Last week, in a rare display of public protest, a group of mostly Chinese immigrant investors held rallies in both Sydney and Melbourne demanding the federal government speed up their permanent residency applications, the Australian Broadcasting Company (ABC) and Reuters reported. The protesters expressed concerns that the new Australian Labor government was looking to scale back or end the Business Innovation and Investment Program (BIIP). The BIIP visas, which require an investment in Australia of at least $5 million, are also known as “Golden Ticket.”

Australia’s BIIP was introduced in 2012 with the aim of attracting wealthy business owners, investors, and entrepreneurs to boost the economy by bringing in capital and driving innovation. However, Australia’s Labor government, which came to power just over a year ago, conducted a review concluding the BIIP does not significantly contribute to the country’s economy. As a result, the government plans to significantly curtail the BIIP allocation from 5,000 visas in FY2022 to just 1,900 this year. Asked by ABC about the Golden Ticket visa, Australia’s Department of Home Affairs emailed a statement saying that a new immigration policy would be forthcoming that would involve “radically reshaping” the BIIP.
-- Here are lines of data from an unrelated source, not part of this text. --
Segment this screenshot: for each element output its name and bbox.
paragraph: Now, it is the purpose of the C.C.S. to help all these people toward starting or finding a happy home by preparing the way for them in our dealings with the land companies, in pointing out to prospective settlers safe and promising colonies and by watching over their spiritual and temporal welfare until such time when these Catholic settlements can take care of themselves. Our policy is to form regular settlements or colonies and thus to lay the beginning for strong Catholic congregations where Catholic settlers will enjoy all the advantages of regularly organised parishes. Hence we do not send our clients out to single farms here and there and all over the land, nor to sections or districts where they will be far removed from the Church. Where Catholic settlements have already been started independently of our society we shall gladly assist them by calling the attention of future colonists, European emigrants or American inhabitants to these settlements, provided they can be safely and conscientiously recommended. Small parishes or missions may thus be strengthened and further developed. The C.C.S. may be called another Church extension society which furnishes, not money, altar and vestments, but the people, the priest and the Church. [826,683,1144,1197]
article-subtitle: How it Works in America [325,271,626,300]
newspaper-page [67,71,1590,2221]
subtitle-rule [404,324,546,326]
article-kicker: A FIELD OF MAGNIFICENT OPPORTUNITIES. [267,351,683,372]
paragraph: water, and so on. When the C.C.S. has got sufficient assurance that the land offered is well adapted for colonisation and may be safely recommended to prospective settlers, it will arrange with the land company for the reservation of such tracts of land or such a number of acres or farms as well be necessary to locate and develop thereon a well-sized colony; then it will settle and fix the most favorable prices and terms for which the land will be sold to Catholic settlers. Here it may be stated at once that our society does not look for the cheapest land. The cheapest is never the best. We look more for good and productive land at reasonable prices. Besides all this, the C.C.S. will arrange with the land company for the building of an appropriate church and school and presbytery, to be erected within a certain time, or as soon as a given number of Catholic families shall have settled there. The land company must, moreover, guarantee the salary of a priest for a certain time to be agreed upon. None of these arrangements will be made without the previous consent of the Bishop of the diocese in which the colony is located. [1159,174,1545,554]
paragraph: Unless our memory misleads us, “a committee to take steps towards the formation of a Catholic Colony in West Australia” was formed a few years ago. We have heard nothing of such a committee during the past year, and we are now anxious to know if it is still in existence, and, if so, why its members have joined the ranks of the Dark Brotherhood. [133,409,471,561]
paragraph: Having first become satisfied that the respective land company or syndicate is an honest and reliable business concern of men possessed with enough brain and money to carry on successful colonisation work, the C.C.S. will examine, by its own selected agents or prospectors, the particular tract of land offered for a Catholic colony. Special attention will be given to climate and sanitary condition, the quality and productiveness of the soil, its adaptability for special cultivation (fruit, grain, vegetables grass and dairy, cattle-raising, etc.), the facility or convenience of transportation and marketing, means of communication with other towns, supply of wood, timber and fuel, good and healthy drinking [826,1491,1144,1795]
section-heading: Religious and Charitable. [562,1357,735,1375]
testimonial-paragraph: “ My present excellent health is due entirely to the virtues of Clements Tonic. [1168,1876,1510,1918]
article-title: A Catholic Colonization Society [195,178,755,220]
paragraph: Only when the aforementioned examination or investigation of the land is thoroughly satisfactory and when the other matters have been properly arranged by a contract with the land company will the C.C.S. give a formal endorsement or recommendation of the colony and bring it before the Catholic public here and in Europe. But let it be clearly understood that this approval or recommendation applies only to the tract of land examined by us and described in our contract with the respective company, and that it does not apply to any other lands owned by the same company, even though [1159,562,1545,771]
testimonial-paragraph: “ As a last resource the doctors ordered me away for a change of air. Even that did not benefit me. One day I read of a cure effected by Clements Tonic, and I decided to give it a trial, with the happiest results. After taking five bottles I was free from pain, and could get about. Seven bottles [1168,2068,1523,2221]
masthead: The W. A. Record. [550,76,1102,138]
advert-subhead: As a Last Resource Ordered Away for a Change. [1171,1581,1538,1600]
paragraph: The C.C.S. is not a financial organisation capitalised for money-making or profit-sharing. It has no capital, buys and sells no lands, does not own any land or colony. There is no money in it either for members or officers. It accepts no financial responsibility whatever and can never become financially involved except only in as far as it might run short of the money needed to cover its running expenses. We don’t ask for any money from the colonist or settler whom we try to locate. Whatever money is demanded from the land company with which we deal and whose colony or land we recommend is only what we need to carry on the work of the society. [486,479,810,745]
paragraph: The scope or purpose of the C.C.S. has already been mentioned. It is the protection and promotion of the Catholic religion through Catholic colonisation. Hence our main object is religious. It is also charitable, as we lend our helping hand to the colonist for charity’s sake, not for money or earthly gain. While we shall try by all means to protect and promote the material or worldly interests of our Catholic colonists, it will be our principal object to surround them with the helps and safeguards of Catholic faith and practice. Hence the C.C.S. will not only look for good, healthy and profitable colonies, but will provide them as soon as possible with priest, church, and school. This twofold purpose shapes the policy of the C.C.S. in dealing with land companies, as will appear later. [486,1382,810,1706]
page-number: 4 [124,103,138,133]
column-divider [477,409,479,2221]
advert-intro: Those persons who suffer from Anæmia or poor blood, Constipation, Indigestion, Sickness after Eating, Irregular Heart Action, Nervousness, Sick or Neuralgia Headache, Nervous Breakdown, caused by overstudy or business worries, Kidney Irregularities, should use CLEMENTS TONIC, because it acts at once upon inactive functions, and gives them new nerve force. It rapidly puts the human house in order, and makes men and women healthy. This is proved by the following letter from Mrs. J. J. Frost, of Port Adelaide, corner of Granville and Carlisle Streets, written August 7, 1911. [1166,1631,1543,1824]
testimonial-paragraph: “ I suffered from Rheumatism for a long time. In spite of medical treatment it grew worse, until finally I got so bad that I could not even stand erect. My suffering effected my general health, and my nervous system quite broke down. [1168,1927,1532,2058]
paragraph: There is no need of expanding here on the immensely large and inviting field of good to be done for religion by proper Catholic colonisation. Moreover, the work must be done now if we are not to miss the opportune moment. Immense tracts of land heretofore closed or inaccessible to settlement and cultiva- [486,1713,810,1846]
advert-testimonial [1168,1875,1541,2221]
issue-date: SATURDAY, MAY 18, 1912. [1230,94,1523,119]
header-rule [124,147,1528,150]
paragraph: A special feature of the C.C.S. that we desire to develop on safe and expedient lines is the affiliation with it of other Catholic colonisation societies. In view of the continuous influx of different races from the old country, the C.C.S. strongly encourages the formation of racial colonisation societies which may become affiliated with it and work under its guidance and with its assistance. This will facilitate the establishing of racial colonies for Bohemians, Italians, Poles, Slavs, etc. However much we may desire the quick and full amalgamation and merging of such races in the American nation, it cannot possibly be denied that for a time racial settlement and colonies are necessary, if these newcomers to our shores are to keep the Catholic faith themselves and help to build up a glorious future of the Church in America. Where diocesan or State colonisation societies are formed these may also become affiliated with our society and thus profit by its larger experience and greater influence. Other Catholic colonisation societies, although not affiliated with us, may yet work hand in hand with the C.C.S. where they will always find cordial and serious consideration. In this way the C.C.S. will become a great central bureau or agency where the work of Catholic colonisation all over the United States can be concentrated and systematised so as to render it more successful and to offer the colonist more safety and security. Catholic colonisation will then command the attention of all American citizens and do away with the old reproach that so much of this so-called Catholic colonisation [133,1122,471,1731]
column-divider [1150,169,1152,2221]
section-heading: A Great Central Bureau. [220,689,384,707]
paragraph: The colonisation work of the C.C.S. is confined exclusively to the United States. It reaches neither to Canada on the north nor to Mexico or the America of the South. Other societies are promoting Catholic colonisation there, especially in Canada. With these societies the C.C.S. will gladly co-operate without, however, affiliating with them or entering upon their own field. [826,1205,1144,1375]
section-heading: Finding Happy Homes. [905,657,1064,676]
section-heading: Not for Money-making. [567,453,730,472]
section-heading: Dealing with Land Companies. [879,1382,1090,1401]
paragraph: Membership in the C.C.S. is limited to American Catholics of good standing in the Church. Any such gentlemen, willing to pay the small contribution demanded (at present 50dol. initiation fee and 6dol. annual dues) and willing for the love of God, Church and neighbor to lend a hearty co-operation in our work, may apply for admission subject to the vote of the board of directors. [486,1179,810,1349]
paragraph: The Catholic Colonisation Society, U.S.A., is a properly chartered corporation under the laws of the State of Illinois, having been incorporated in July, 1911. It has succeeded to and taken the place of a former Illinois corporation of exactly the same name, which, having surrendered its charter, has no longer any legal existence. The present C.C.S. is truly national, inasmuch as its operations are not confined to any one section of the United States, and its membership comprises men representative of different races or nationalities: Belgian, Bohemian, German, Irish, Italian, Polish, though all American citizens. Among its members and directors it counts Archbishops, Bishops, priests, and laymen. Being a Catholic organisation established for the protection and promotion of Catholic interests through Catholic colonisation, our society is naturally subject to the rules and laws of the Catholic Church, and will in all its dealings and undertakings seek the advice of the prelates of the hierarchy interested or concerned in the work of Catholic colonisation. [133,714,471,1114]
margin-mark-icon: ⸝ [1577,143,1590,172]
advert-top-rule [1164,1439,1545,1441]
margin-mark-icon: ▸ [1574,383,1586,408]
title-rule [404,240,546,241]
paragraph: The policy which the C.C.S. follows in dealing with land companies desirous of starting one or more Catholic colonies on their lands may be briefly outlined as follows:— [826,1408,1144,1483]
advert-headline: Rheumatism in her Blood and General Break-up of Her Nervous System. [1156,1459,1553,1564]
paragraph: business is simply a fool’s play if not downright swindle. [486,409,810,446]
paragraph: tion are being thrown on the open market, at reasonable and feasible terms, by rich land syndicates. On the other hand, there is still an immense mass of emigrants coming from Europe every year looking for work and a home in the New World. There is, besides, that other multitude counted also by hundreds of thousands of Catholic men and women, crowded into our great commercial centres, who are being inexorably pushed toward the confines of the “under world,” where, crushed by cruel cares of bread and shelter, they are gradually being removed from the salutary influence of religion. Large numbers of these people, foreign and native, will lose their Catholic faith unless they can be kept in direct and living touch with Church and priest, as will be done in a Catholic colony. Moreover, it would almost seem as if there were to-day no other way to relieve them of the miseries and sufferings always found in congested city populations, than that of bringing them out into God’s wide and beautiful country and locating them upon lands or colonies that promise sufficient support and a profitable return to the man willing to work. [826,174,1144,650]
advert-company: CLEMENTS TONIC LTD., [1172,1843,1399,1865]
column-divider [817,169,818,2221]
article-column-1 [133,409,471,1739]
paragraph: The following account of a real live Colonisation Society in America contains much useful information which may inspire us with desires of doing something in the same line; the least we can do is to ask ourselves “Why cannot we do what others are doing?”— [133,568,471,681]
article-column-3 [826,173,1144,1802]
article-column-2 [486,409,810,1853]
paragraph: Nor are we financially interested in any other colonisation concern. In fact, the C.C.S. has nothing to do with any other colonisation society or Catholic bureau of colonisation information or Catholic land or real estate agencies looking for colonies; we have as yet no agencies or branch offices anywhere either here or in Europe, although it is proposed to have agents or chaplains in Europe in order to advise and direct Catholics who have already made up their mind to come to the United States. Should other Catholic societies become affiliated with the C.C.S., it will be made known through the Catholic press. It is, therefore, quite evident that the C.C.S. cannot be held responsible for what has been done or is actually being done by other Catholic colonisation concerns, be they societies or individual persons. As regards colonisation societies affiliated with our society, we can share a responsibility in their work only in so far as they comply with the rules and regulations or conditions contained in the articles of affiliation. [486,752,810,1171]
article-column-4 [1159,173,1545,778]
Australia is not alone. Similar investor visas targeting high-net-worth immigrants have been recently paused or eliminated in Canada, Britain, Portugal, and Singapore, alternatives to America’s immigrant investor program known as EB-5.

Conversely, the EB-5 visa program is going strong after passage of the Reform and Integrity Act (RIA) last year and reauthorization of the program for five years. This long-term reauthorization gave participants predictability and set out an expedited processing for investors in rural projects. As a result, the demand for rural investments in the United States has been strong, especially among investors from Vietnam, India, and China.